As we dig deeper into the topic of smart office/future office opportunities for office technology dealers, the conversation invariably turns to post-sale revenue. Certainly, the opportunity to go wider and deeper with clients on MFP box alternatives can open the conversation to future opportunities, but if your company is selling interactive white boards or digital receptionists, does it really allow for post-sales service support revenue?
Let’s turn to our dealer panel for answers.
Impact of Lake Forest, Illinois, has utilized a managed services scenario, notes Mark Sengstock, director of enterprise solutions. But perhaps its greatest benefit is as a gateway offering in digital transformation.
“We have been able to offer these solutions similarly to a managed offering that, in most cases, builds a relationship with an organization,” he said. “It places you as the trusted advisor for digital transformation across a road map that might be years long. That is not a sale, it’s a mutually beneficial partnership.”
The Stickier, the Better
Robert Woodhull, marketing director for Woodhull LLC of Springboro, Ohio, notes the subscription-based model used by software companies has become more prevalent, enabling the “sticky” relationship with clients. Thus, recurring revenue has not been an issue for the dealership.
“We find it’s also the best margin area for us,” Woodhull notes. “We don’t have to keep as many parts on hand; there’s not a lot of overhead. There’s not the same expense involved (as an MFP) to keep the machine moving. But getting people to be comfortable with a subscription can be a challenge.”
LDI Color ToolBox of New York City has artificial intelligence/augmented reality tools on display in its showroom, courtesy of its partnership with VNTANA, which has placed a kiosk to showcase its hologram technology. Brian Gertler, senior vice president of LDI, notes it is too early to forecast the recurring revenue picture, but as is the case with most IT products, there is an expectation of ongoing maintenance, service and support.
“An undeniable value is our prospect and client recognition of LDI as a thought leader,” Gertler said. “LDI’s consistent ability to speak to emerging technologies provide the trust and credibility necessary to excel in today’s marketplace and establish long-lasting, strategic partnerships.”
When it comes to taking on new, nontraditional technologies, DOCUmation of San Antonio, Texas, ensures it can apply the level of exceptional service that clients have come to expect from the dealer. According to Hunter Woolfolk, co-president, that puts the onus on his company to partner with technology OEMs such as Ricoh who are trusted providers.
“There is a recurring revenue model, due to us packaging it as a service,” he said. “It’s just one more tool in our belt. We believe the future workplace is going to involve interactive technologies. We talk about ways for businesses to work smarter and Ricoh is providing us the technology to do that.
“We offer service either on its own or bundled. We do the service and have Ricoh supporting us on the back end, like we do with MFPs. That’s the benefit of having an IT division with strong technology personnel.”

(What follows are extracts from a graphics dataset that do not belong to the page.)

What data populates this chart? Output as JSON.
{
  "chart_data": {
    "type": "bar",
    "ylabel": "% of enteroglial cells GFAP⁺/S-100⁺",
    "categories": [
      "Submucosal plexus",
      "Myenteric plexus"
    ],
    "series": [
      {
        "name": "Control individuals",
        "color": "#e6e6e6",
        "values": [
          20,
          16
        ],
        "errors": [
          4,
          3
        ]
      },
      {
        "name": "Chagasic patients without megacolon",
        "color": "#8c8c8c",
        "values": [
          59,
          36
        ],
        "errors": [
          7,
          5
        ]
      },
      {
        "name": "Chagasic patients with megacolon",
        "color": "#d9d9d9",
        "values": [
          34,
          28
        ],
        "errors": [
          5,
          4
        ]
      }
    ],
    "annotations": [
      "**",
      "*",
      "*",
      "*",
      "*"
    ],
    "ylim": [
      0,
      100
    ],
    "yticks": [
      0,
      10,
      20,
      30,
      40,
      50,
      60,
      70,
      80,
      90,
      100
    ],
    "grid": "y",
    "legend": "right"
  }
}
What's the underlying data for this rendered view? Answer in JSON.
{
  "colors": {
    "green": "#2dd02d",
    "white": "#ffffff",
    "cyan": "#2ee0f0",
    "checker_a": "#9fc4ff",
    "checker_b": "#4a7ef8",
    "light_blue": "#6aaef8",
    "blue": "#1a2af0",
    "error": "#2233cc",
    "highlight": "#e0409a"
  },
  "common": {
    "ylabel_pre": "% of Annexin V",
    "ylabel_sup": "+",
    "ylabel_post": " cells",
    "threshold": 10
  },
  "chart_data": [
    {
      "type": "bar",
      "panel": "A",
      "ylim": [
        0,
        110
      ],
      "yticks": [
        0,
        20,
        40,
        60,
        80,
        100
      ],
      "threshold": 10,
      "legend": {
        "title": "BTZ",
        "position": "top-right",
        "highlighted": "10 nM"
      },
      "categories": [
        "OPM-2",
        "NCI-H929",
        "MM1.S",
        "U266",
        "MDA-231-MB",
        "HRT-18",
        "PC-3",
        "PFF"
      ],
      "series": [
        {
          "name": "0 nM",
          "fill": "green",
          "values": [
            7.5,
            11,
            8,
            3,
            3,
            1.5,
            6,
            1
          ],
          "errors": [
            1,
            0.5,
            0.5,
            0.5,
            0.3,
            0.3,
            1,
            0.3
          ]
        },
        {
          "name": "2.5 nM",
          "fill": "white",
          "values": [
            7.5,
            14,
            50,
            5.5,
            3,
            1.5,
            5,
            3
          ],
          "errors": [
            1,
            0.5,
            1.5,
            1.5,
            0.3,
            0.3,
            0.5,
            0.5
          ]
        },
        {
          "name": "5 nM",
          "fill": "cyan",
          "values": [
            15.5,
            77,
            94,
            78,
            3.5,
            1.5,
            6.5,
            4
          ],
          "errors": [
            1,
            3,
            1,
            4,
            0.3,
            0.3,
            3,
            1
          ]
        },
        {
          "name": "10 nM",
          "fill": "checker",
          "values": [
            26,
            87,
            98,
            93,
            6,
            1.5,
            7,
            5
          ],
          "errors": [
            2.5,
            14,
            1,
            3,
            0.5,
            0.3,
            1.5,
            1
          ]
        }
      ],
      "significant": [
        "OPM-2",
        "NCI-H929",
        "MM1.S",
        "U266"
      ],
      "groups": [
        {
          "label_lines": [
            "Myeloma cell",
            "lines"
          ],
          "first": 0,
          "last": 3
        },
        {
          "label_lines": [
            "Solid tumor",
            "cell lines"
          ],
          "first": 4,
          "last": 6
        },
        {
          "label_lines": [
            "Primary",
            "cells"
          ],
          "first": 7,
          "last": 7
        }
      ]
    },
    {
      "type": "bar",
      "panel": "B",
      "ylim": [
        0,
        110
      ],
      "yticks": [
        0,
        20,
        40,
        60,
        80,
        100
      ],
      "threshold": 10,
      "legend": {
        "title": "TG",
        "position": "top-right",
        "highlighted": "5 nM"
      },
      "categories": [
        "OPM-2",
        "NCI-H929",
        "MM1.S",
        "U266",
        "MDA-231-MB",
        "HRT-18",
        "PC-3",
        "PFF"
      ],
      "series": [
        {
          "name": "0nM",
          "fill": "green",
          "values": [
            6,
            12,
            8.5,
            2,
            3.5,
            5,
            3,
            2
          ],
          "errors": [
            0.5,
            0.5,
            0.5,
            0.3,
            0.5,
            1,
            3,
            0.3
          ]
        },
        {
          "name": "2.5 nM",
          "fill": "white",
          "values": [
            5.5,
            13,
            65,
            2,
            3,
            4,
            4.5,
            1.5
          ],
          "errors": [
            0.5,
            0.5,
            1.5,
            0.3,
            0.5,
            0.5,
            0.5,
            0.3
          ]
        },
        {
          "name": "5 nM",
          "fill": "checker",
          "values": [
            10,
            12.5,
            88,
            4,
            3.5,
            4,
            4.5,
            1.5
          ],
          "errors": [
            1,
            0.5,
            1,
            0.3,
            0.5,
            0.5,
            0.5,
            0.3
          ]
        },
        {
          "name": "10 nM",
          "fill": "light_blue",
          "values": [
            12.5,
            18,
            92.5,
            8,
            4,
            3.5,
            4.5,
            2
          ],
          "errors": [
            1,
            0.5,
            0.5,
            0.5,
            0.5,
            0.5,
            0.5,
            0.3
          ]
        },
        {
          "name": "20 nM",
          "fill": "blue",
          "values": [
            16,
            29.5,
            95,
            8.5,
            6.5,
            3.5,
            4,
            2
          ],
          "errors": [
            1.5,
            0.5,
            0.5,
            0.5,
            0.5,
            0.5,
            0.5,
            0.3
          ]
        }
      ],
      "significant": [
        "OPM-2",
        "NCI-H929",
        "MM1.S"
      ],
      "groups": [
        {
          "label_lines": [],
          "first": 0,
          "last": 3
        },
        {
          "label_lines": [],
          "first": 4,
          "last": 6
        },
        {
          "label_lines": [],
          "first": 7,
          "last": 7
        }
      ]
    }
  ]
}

Not all smart office/future office technologies lend themselves to post-sale margin in terms of service. Chelsey Bode, president of Pearson-Kelly Technology in Springfield, Missouri, notes many third-party products from Konica Minolta’s Workplace of the Future platform do not offer much in the way of margin. The dealer bundles some professional service hours for ongoing support and tries to bundle with other products as often as possible.
“However, we’re not really after all of the Workplace of the Future offerings for gross profit purposes,” she notes. “These offerings are used more as a marketing tool, helping reps open up dialogue with businesses that wouldn’t have talked to them before. Additionally, it gets prospects into our offices, and then it’s served the purpose for us.”